Bieito envía a los personajes de Stravinsky a un 'chiquipark'
10/6/2006 |
"Es un artista provocador y muy discutido, pero también muy respetado. El problema es que le ofrecen óperas que no son las adecuadas, pero nosotros hemos elegido a la persona justa para la ópera justa". Calixto Bieito y La carrera del libertino de Igor Stravinsky son, respectivamente, el artista y la obra aludidos en la frase de Alberto Zedda, director artístico del Festival Mozart de A Coruña, que anteanoche estrenó el montaje en cuestión, con una buena acogida, pero sin gran entusiasmo ni escándalo, aunque no faltó la habitual ración de abucheos para Bieito de un sector del público.
A la frase de Zedda, el reconocido director de orquesta italiano, se le pueden dar varias lecturas y habrá quien le buscará la más irónica, dado el título y el tema de la obra y el estilo de montajes operísticos de la carrera de Bieito. En todo caso, cuesta pensar que un director, cualquier director, esté de acuerdo en que sólo le van bien un tipo de óperas. Tampoco cree demasiado este cronista en esas limitaciones.
Por fecha de estreno (1951), La carrera del libertino (The Rake´s progress,en el original) es dos décadas más contemporánea que el Wozzeck de Alban Berg, último montaje operístico de Bieito hasta hoy, estrenado esta temporada en el Liceu y que en breve se verá en la Ópera de Hannover, pero constituye la culminación de la etapa neoclásica de Igor Stravinsky, que en ella miró al pasado, ambientándola en el siglo XVIII y rindiendo homenaje a las óperas de Mozart, en especial Don
Giovanni,por su hilo argumental: un joven (Tom Rakewell) abandona a su novia (Anne) para entregarse a la vida libertina en Londres hasta terminar en un manicomio, todo ello influido por un extraño, mefistofélico personaje (Shadow).
"Este Bieito, con su parafernalia, seguro que nos va a joder la ópera", se escuchaba a la entrada de la función.

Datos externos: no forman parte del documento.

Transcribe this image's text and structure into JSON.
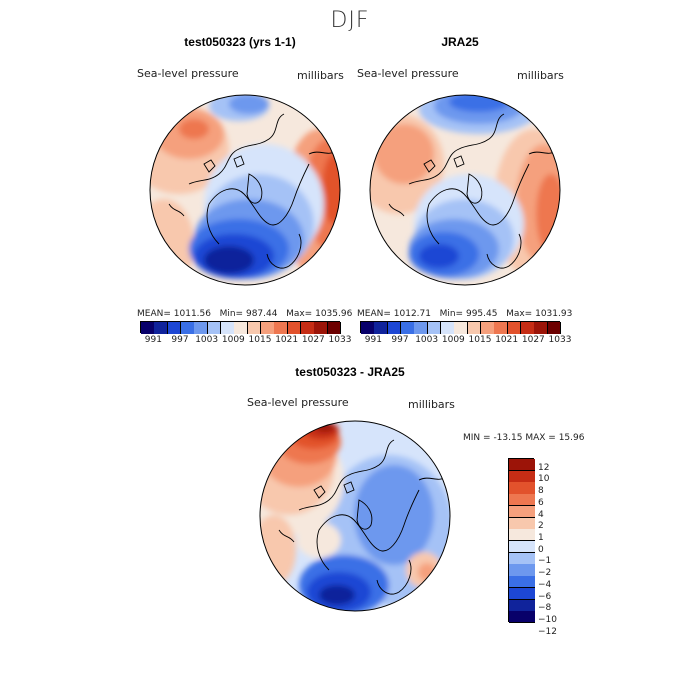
{
  "chart_data": {
    "type": "heatmap",
    "title": "DJF",
    "colors": {
      "absolute": [
        "#08006a",
        "#10239b",
        "#1d47d4",
        "#3a6fe6",
        "#6d98ee",
        "#a5c2f6",
        "#d6e4fb",
        "#f6e8dd",
        "#f8c8ad",
        "#f5a07d",
        "#ee7750",
        "#e2522c",
        "#c62d15",
        "#9c1408",
        "#6d0000"
      ],
      "difference": [
        "#08006a",
        "#10239b",
        "#1d47d4",
        "#3a6fe6",
        "#6d98ee",
        "#a5c2f6",
        "#d6e4fb",
        "#f6e8dd",
        "#f8c8ad",
        "#f5a07d",
        "#ee7750",
        "#e2522c",
        "#c62d15",
        "#9c1408"
      ]
    },
    "panels": [
      {
        "id": "model",
        "title": "test050323 (yrs 1-1)",
        "variable": "Sea-level pressure",
        "units": "millibars",
        "stats": {
          "mean_label": "MEAN=",
          "mean": "1011.56",
          "min_label": "Min=",
          "min": "987.44",
          "max_label": "Max=",
          "max": "1035.96"
        },
        "levels": [
          991,
          994,
          997,
          1000,
          1003,
          1006,
          1009,
          1012,
          1015,
          1018,
          1021,
          1024,
          1027,
          1030,
          1033
        ],
        "tick_labels": [
          "991",
          "997",
          "1003",
          "1009",
          "1015",
          "1021",
          "1027",
          "1033"
        ]
      },
      {
        "id": "obs",
        "title": "JRA25",
        "variable": "Sea-level pressure",
        "units": "millibars",
        "stats": {
          "mean_label": "MEAN=",
          "mean": "1012.71",
          "min_label": "Min=",
          "min": "995.45",
          "max_label": "Max=",
          "max": "1031.93"
        },
        "levels": [
          991,
          994,
          997,
          1000,
          1003,
          1006,
          1009,
          1012,
          1015,
          1018,
          1021,
          1024,
          1027,
          1030,
          1033
        ],
        "tick_labels": [
          "991",
          "997",
          "1003",
          "1009",
          "1015",
          "1021",
          "1027",
          "1033"
        ]
      },
      {
        "id": "diff",
        "title": "test050323 - JRA25",
        "variable": "Sea-level pressure",
        "units": "millibars",
        "stats": {
          "min_label": "MIN =",
          "min": "-13.15",
          "max_label": "MAX =",
          "max": "15.96"
        },
        "levels": [
          -12,
          -10,
          -8,
          -6,
          -4,
          -2,
          -1,
          0,
          1,
          2,
          4,
          6,
          8,
          10,
          12
        ],
        "tick_labels": [
          "12",
          "10",
          "8",
          "6",
          "4",
          "2",
          "1",
          "0",
          "−1",
          "−2",
          "−4",
          "−6",
          "−8",
          "−10",
          "−12"
        ]
      }
    ]
  }
}
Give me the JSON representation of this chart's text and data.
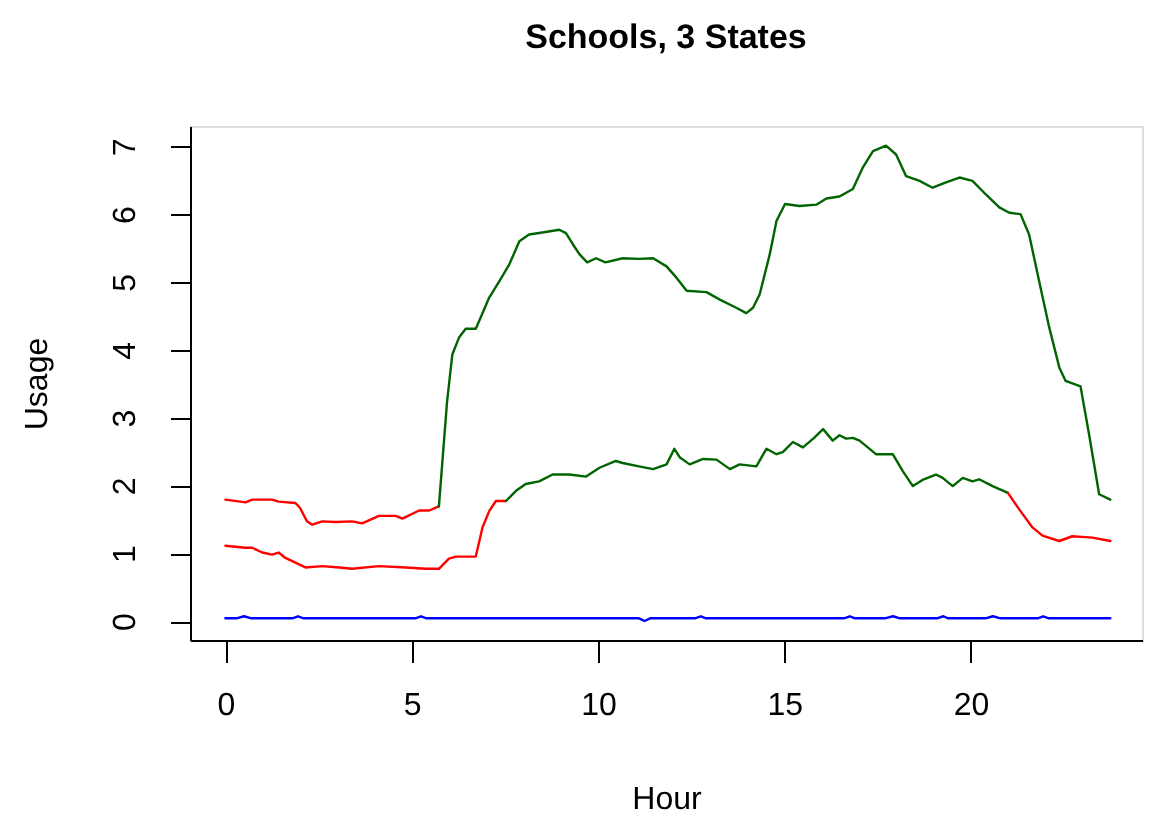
{
  "chart_data": {
    "type": "line",
    "title": "Schools, 3 States",
    "xlabel": "Hour",
    "ylabel": "Usage",
    "xlim": [
      -0.95,
      24.6
    ],
    "ylim": [
      -0.28,
      7.3
    ],
    "xticks": [
      0,
      5,
      10,
      15,
      20
    ],
    "yticks": [
      0,
      1,
      2,
      3,
      4,
      5,
      6,
      7
    ],
    "grid": false,
    "series": [
      {
        "color": "#ff0000",
        "x": [
          0,
          0.54,
          0.72,
          1.25,
          1.43,
          1.88,
          2.0,
          2.19,
          2.33,
          2.6,
          2.96,
          3.4,
          3.67,
          4.12,
          4.57,
          4.75,
          5.2,
          5.47,
          5.73
        ],
        "values": [
          1.79,
          1.75,
          1.79,
          1.79,
          1.76,
          1.74,
          1.67,
          1.47,
          1.42,
          1.47,
          1.46,
          1.47,
          1.44,
          1.55,
          1.55,
          1.51,
          1.63,
          1.63,
          1.69
        ]
      },
      {
        "color": "#006400",
        "x": [
          5.73,
          5.77,
          5.88,
          5.95,
          6.09,
          6.27,
          6.45,
          6.72,
          6.9,
          7.08,
          7.35,
          7.62,
          7.89,
          8.15,
          8.51,
          8.96,
          9.14,
          9.32,
          9.5,
          9.71,
          9.95,
          10.2,
          10.66,
          11.1,
          11.48,
          11.84,
          12.11,
          12.38,
          12.91,
          13.27,
          13.71,
          13.98,
          14.16,
          14.34,
          14.61,
          14.79,
          15.02,
          15.41,
          15.86,
          16.13,
          16.48,
          16.84,
          17.11,
          17.38,
          17.73,
          18.0,
          18.27,
          18.63,
          18.98,
          19.34,
          19.7,
          20.05,
          20.41,
          20.77,
          21.04,
          21.34,
          21.57,
          21.84,
          22.11,
          22.38,
          22.55,
          22.95,
          23.18,
          23.45,
          23.75
        ],
        "values": [
          1.69,
          1.97,
          2.75,
          3.24,
          3.93,
          4.18,
          4.31,
          4.31,
          4.54,
          4.77,
          5.01,
          5.26,
          5.6,
          5.7,
          5.73,
          5.77,
          5.72,
          5.56,
          5.41,
          5.29,
          5.35,
          5.29,
          5.35,
          5.34,
          5.35,
          5.23,
          5.06,
          4.87,
          4.85,
          4.74,
          4.62,
          4.54,
          4.62,
          4.82,
          5.41,
          5.9,
          6.15,
          6.12,
          6.14,
          6.23,
          6.26,
          6.37,
          6.69,
          6.93,
          7.01,
          6.88,
          6.56,
          6.49,
          6.39,
          6.47,
          6.54,
          6.49,
          6.29,
          6.1,
          6.02,
          6.0,
          5.7,
          5.01,
          4.33,
          3.74,
          3.54,
          3.46,
          2.75,
          1.87,
          1.79
        ]
      },
      {
        "color": "#ff0000",
        "x": [
          0,
          0.54,
          0.72,
          0.99,
          1.25,
          1.43,
          1.61,
          1.88,
          2.15,
          2.6,
          3.05,
          3.4,
          4.12,
          4.84,
          5.38,
          5.73,
          6.0,
          6.18,
          6.72,
          6.9,
          7.08,
          7.26,
          7.53
        ],
        "values": [
          1.11,
          1.08,
          1.08,
          1.01,
          0.98,
          1.01,
          0.93,
          0.86,
          0.79,
          0.81,
          0.79,
          0.77,
          0.81,
          0.79,
          0.77,
          0.77,
          0.92,
          0.95,
          0.95,
          1.38,
          1.62,
          1.77,
          1.77
        ]
      },
      {
        "color": "#006400",
        "x": [
          7.53,
          7.8,
          8.06,
          8.42,
          8.78,
          9.23,
          9.68,
          10.04,
          10.48,
          10.66,
          11.1,
          11.48,
          11.84,
          12.05,
          12.2,
          12.46,
          12.82,
          13.18,
          13.54,
          13.8,
          14.25,
          14.52,
          14.79,
          14.96,
          15.23,
          15.5,
          15.8,
          16.04,
          16.3,
          16.48,
          16.66,
          16.84,
          17.02,
          17.46,
          17.91,
          18.18,
          18.45,
          18.71,
          19.07,
          19.25,
          19.52,
          19.79,
          20.05,
          20.23,
          20.59,
          21.0
        ],
        "values": [
          1.77,
          1.92,
          2.02,
          2.06,
          2.16,
          2.16,
          2.13,
          2.26,
          2.36,
          2.33,
          2.28,
          2.24,
          2.31,
          2.54,
          2.41,
          2.31,
          2.39,
          2.38,
          2.24,
          2.31,
          2.28,
          2.54,
          2.46,
          2.49,
          2.64,
          2.56,
          2.7,
          2.83,
          2.66,
          2.74,
          2.69,
          2.7,
          2.66,
          2.46,
          2.46,
          2.21,
          1.99,
          2.08,
          2.16,
          2.11,
          1.99,
          2.11,
          2.06,
          2.09,
          1.99,
          1.89
        ]
      },
      {
        "color": "#ff0000",
        "x": [
          21.0,
          21.3,
          21.66,
          21.93,
          22.38,
          22.73,
          23.27,
          23.75
        ],
        "values": [
          1.89,
          1.65,
          1.38,
          1.26,
          1.18,
          1.25,
          1.23,
          1.18
        ]
      },
      {
        "color": "#0000ff",
        "x": [
          0,
          0.3,
          0.5,
          0.7,
          1.8,
          1.95,
          2.1,
          5.1,
          5.25,
          5.4,
          11.1,
          11.25,
          11.4,
          12.6,
          12.76,
          12.9,
          16.6,
          16.76,
          16.9,
          17.7,
          17.92,
          18.1,
          19.1,
          19.27,
          19.4,
          20.4,
          20.6,
          20.8,
          21.8,
          21.95,
          22.1,
          23.75
        ],
        "values": [
          0.04,
          0.04,
          0.07,
          0.04,
          0.04,
          0.07,
          0.04,
          0.04,
          0.07,
          0.04,
          0.04,
          0.0,
          0.04,
          0.04,
          0.07,
          0.04,
          0.04,
          0.07,
          0.04,
          0.04,
          0.07,
          0.04,
          0.04,
          0.07,
          0.04,
          0.04,
          0.07,
          0.04,
          0.04,
          0.07,
          0.04,
          0.04
        ]
      }
    ]
  }
}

La fama precedía una vez más al director en su primera ópera en la que algunos creen su tierra - Bieito parece, en efecto, un apellido gallego, pero nació en una población burgalesa y se considera catalán- y de nuevo no defraudó a sus detractores.
Con menos acidez y crudo realismo de lo que en él es habitual, Bieito transforma el cuento moralizante de Stravinsky y los poetas Auden y Kalman - los autores del libreto- en una fábula sobre una sociedad actual que considera cínica, robotizada e infantilizada. Tanto, que ambienta toda la obra en uno de esos parques infantiles de estructuras hinchables para jugar dando saltos y subiendo o bajando por sus elementos - algunos de los cuales tienen en este caso una sospechosa apariencia de penes, pechos o vaginas-. Bieito convierte a protagonistas y coro en chavalillos caprichosos y de vestuario plastificado y chillón, que hacen el amor de forma robótica y se atracan de pizza y coca-colas. En fin, la fiesta en el chiquipark - con tarta de cumpleaños incluida: muchos padres y madres saben de lo que hablamos- da paso a la tragedia, con los hinchables desinflados y los niños convertidos en adultos, todos rematadamente locos.

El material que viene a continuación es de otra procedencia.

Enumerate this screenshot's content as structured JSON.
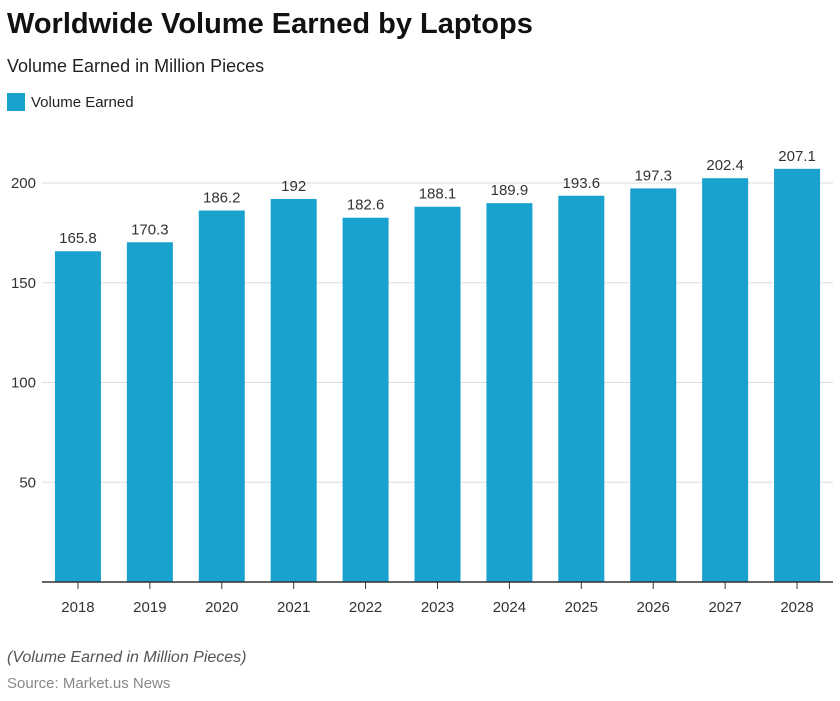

El coro, en los hinchables
Los protagonistas - el tenor James Schaffner (Tom), la soprano Lishir Inbar (Anne), el bajo Chester Patton (Shadow), la mezzo Maria Gortsevskaja (Baba) y el bajo Hao Jiang Tian (Trulove)- tuvieron una aceptable actuación vocal, sin llegar a sobresalir ninguno de ellos. En lo actoral sí que destacó, y mucho, la expansiva, muy divertida composición, de Patton, que encarna al único personaje con apariencia de adulto, pues viste un esmoquin negro, pero lleva también unas grandes zapatillas caseras blancas con forma de conejo.
Estupendo estuvo el Cor de Cambra del Palau de la Música Catalana, cuyos integrantes disfrutaron en efecto como niños con sus entregadas evoluciones sobre los hinchables. Y la Sinfónica de Galicia, dirigida por José Ramón Encinar, logró una estimable versión de la bella partitura stravinskiana.
Coproducido por el Festival Mozart y la Ópera de Bolonia, el montaje abrirá la próxima temporada de ese teatro, en lo que supondrá el debut de Bieito en Italia - que tiene el morbo de ver cómo será recibido su trabajo en el país que pasa por ser el más conservador en asuntos operísticos-. Poco después, debutará también en Suiza, dirigiendo un nuevo Don Carlo en Basilea.